КУЛЬТУРА ДЛЯ ШКОЛЬНИКОВ

Я это видел!

Я это видел!

Из сборника «В тайге над Байкалом»


Саня и не заметил, как набрал один бидон, потом другой… Ведро было полнёхонько, а он только разохотился. Обвязав сверху ведро чистой тряпицей, которую он для этой надобности и прихватил с собой, чтобы не высыпалась по дороге ягода, он неторопливо стал спускаться по тропинке обратно.

Саня сладостно вздохнул – так хорошо было, так светло и покойно и в себе, и в мире этом, о бесконечной, яростной благодати которого он даже не подозревал, а только предчувствовал, что она где-то и для кого-то может быть. Но чтоб для него!.. И в себе, оказывается, многого не знал и не подозревал – этого, например, нечеловечески сильного и огромного чувства, пытающегося вместить в себя всё сияние и всё движение мира, всю его необъяснимую красоту и страсть, всю обманчиво сошедшуюся в одно зрение полноту. Саню распирало от этого чувства, он готов был выскочить из себя и взлететь, поддавшись ему… он готов был на что угодно.

Захотелось вдруг пить, и он, спустившись к речке, попил, прихлёбывая из ладони.
Солнце поднялось высоко, день раздвинулся шире и стал глубже и просторней.

Всё вокруг было как-то по-особенному ярко и свежо, точно Саня только что попал сюда совсем из другого, тесного и серого, мира или, по крайней мере, из зимы. Воздух гудел от солнца, от его ровно и чисто спадающего светозарного могучего течения; теперь, после ночи, пила и не могла напиться и насытиться солнцем земля, и так до новой ночи, когда небо опять потребует от неё свою долю. Всякий звук, всякий трепет листочка казался не случайным, значащим больше, чем просто звук или трепет, чем обычное существование их во дню, как и сам день не мог быть лишь движением времени. Нет, это был его величество и сиятельство день, случающийся на году лишь однажды или даже раз в несколько лет, в своём величии, сиянии и значении доходящий до последних границ.

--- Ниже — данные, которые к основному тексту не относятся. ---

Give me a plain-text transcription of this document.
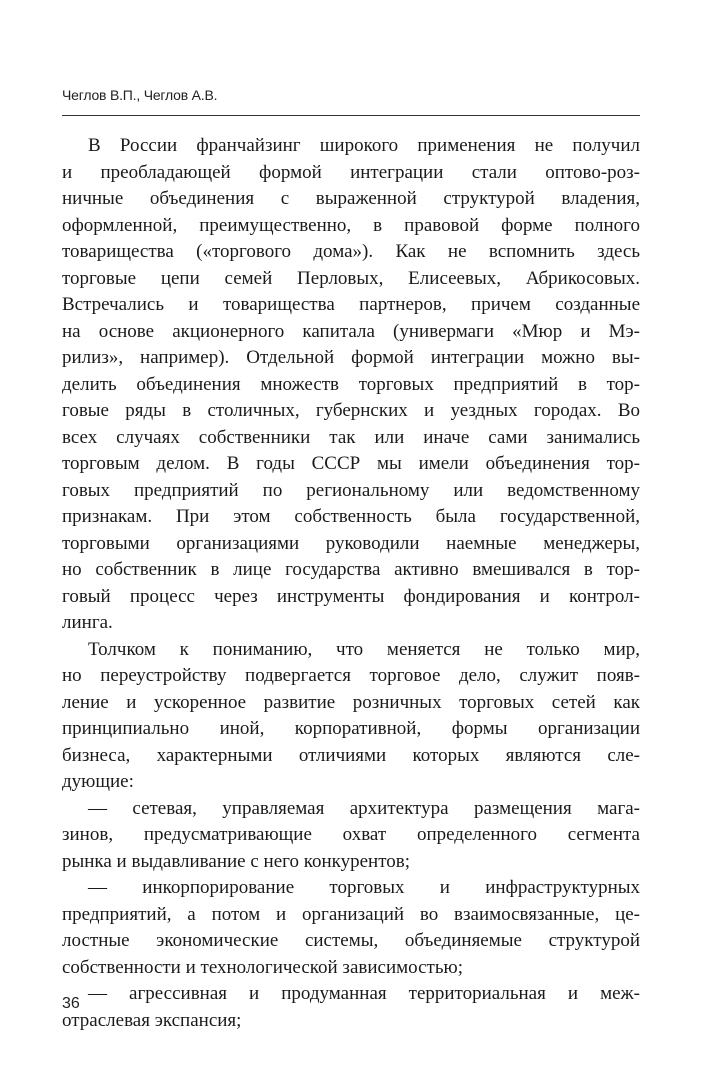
Чеглов В.П., Чеглов А.В.
В России франчайзинг широкого применения не получил
и преобладающей формой интеграции стали оптово-роз-
ничные объединения с выраженной структурой владения,
оформленной, преимущественно, в правовой форме полного
товарищества («торгового дома»). Как не вспомнить здесь
торговые цепи семей Перловых, Елисеевых, Абрикосовых.
Встречались и товарищества партнеров, причем созданные
на основе акционерного капитала (универмаги «Мюр и Мэ-
рилиз», например). Отдельной формой интеграции можно вы-
делить объединения множеств торговых предприятий в тор-
говые ряды в столичных, губернских и уездных городах. Во
всех случаях собственники так или иначе сами занимались
торговым делом. В годы СССР мы имели объединения тор-
говых предприятий по региональному или ведомственному
признакам. При этом собственность была государственной,
торговыми организациями руководили наемные менеджеры,
но собственник в лице государства активно вмешивался в тор-
говый процесс через инструменты фондирования и контрол-
линга.
Толчком к пониманию, что меняется не только мир,
но переустройству подвергается торговое дело, служит появ-
ление и ускоренное развитие розничных торговых сетей как
принципиально иной, корпоративной, формы организации
бизнеса, характерными отличиями которых являются сле-
дующие:
— сетевая, управляемая архитектура размещения мага-
зинов, предусматривающие охват определенного сегмента
рынка и выдавливание с него конкурентов;
— инкорпорирование торговых и инфраструктурных
предприятий, а потом и организаций во взаимосвязанные, це-
лостные экономические системы, объединяемые структурой
собственности и технологической зависимостью;
— агрессивная и продуманная территориальная и меж-
отраслевая экспансия;
36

Мальчик сел на камень возле потухшего костра и, задумавшись и заглядевшись без внимания, окунулись опять в тепло и сияние до конца распахнувшегося, замершего над ним во всей своей благодати и мощи, раскрытой бездонности нежности, без сомнения, заглавного среди многих и многих, дня. Он сидел и слабой, усыплённой, заворожённой и отрывистой мыслью думал: «Что же мне ещё надо? Так хорошо! В одно время он, такой день, и я.. в одно время и здесь…»

И когда на обратном пути поднялись они с тяжёлой поклажей на вершину перевала, на тот таёжный каменный «трон», откуда волнами уплывали вдаль леса; когда, встав на краю обрыва, оглядел на прощание Саня это сияющее под солнцем без конца и без края и синеющее уже под ним величественное в красоте и покое первобытное раздолье – от восторга и непереносимо сладкой боли гулко и отрывисто застучало у Сани сердце: пусть, пусть, что угодно – он это видел!